One of his best friends was Della Reese, who sang jazz and gospel and was an ordained minister. From 1994 to 2003, Reese played God’s Angel on Earth in a television series, Touched by An Angel.
“When my wife, Lisa, and I moved from Las Vegas to Los Angeles, we moved into an apartment. We went to see Della one day, but said we couldn’t stay long because we were going to look for furniture. Della was living in Bel Air and she told us go to the garage and take whatever we wanted. That was the kind of person she was. She’d known my wife in her dancing days and I can say the three of us acted like we were the Three Musketeers.”
While making music for movies, Shew seldom got to meet the stars.
“But one day, we were at Paramount Studios during the filming of Grease, and I met Olivia Newton-John in a way I’ll never forget. There were revolving doors leading to the washrooms. We both stepped into the same door, collided and we fell to the floor. What an unlikely way to meet the star of the movie!”
Shew has been in the business for 60 years and in those times, he’s had Canadian connections. He remembers playing with NORAD’s band (the U.S.-Canadian air defence command) in Saskatoon and Moose Jaw in the early ’60s. He worked with Goulet when the Canadian truck driver became a Las Vegas idol. He played with Canadian legends like Bobby Herriott, Maynard Ferguson and Tommy Banks. He spent two years at the University of Alberta, introducing the university’s jazz program.

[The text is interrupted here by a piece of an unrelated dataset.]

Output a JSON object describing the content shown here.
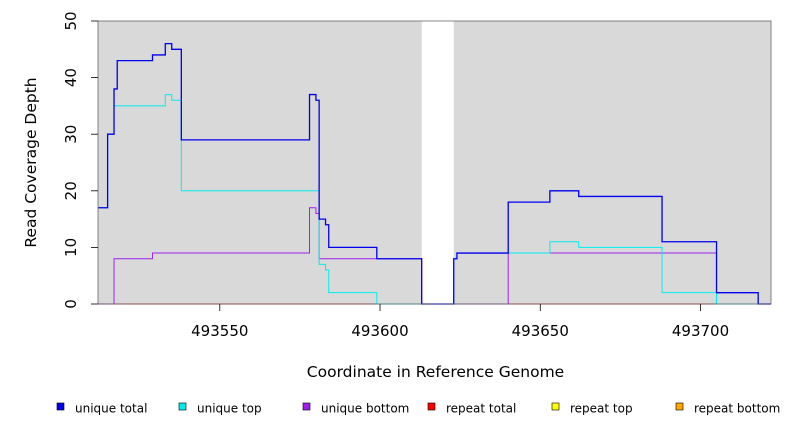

With NORAD, the band played 250 to 260 days a year, sometimes in areas the rest of the world has never seen.
“One concert was about two and a half miles from the North Pole, in a little community on an ice floe which had six or seven buildings and maybe 30 to 40 people. They had us play in a Quonset hut. Where there were military people stationed, we went to entertain them.”
He’s also designed trumpets for Yamaha.
“You can change the platings, the thickness of the metal, enhance the vibrations, but a trumpet is still basically a trumpet. We produced one for Yamaha that sold an astronomical number — 500,000 — and we’re working now on a new custom-made, high-grade horn.”